Participant Outcomes:
NAGC Standards addressed : 2, 3, 4, 5
(Exhibitor Session)
The greatest hurdle for incorporating project-based learning in the curriculum is that there is rarely enough time in the school calendar to devote to multiple project based learning experiences. For your gifted and talented students, you want them to have project based learning opportunities, but you just don’t know how to work it into your GT program. Until now.
In this session, Wisconsin Destination Imagination (DI) provides you with an experience every DI team member experiences at every team meeting: an interactive experience of project based learning that is completed within 15 minutes. Our session will provide you with our approach to rapid problem solving project based learning experiences that you can fit in multiple times during the school year.
In this session, you will learn skills – and have FUN!
Advocacy for any cause can be both rewarding and overwhelming. Building skills in negotiation can provide a framework to effectively advocate at both the school and district levels. Whether you are a parent, educator or administrator, effective negotiation skills can allow you to be a proactive part of ongoing discussions for including Talented and Gifted education in your district’s priorities and actions.
In this session, we will outline key negotiation factors and how they can be put to practical use as an individual advocate or as part of a larger network of advocates. We will discuss both strategies that have worked and ones that haven't worked to better target time, energy and resources to have the greatest effect.
We will use information from the book "Getting to Yes: Negotiating Agreement without Giving In" by Roger Fischer and William Ury and the NAGC Advocacy Toolkit to develop our negotiation and advocacy framework. I will share examples from my experiences as an advocate and consultant in the Madison Metropolitan School District.
Participant Outcomes:
Innovation relies on culturally responsive practices teaching and learning. Few, however, include any analysis of the personal equity analysis necessary to use the white power and privilege most Wisconsin educators were born with to disrupt racism.

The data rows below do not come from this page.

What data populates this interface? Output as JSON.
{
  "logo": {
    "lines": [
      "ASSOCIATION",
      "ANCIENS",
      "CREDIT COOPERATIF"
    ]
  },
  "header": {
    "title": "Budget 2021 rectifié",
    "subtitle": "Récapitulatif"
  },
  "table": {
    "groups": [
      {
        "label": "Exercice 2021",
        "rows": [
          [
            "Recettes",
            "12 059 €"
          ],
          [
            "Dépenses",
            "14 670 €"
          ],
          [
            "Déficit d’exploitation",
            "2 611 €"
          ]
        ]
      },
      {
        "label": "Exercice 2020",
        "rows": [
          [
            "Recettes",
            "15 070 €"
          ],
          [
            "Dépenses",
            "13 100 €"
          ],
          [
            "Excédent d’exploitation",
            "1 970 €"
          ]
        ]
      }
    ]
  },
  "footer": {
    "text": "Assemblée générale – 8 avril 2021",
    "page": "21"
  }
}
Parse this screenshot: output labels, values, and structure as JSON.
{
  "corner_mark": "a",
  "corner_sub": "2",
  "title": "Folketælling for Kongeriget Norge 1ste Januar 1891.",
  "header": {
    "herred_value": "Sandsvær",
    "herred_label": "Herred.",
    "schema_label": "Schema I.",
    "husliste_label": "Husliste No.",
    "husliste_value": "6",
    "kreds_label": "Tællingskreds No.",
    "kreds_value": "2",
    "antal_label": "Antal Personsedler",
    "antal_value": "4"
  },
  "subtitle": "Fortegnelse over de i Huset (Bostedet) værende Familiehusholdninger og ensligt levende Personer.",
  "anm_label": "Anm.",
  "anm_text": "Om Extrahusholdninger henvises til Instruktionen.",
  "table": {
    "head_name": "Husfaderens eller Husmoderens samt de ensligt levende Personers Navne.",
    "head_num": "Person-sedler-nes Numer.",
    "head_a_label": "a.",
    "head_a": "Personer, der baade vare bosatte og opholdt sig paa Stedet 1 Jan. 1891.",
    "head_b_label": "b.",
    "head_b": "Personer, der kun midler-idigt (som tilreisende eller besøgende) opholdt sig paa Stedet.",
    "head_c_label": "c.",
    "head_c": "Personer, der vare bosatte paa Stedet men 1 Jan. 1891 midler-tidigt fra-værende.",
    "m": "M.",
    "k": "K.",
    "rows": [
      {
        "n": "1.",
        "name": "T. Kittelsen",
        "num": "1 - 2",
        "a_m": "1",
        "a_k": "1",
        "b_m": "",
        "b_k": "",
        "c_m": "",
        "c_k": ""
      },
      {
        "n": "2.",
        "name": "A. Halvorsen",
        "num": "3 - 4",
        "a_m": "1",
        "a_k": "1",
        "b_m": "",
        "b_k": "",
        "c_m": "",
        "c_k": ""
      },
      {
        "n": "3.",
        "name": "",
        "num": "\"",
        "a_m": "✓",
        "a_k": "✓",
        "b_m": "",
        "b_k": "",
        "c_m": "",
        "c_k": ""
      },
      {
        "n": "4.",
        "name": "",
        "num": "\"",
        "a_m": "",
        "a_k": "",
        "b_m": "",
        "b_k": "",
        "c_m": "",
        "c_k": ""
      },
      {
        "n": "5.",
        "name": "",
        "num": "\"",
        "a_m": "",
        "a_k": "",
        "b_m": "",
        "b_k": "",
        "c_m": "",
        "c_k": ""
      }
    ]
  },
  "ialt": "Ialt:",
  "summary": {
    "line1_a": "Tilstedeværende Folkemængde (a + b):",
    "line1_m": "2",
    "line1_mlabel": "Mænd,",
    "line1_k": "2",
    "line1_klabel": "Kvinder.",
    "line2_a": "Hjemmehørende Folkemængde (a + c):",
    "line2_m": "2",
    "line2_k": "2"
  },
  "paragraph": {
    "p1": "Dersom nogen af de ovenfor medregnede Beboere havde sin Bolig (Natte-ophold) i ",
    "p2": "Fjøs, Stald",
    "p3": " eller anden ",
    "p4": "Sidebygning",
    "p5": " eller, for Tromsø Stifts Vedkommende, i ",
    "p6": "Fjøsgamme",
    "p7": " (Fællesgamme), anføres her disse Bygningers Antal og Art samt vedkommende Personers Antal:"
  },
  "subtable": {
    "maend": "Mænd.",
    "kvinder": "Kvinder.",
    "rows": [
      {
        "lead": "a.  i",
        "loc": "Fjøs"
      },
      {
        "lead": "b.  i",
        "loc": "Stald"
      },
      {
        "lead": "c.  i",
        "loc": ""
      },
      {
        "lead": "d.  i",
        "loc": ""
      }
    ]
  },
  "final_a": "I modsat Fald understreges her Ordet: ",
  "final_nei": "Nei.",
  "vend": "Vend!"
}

This session will provide a unique view of changing demographics, provide a vocabulary necessary to function in our racialized social world, challenge participants to begin a racial autobiography as well as provide a variety of resources for the journey and the work. Information on teaching a similar pilot unit to high school students will be described.
NAGC K-12 Programming Standards explicitly addressed in this session:
This session will share the Office of Civil Rights Educational Equity Reporting tool as a way for districts to review their own gifted and talented racial / ethnic representation rates. National and state data will be shared (briefly) and then recommendations will be shared for what district and building-level educators can do about this pervasive problem.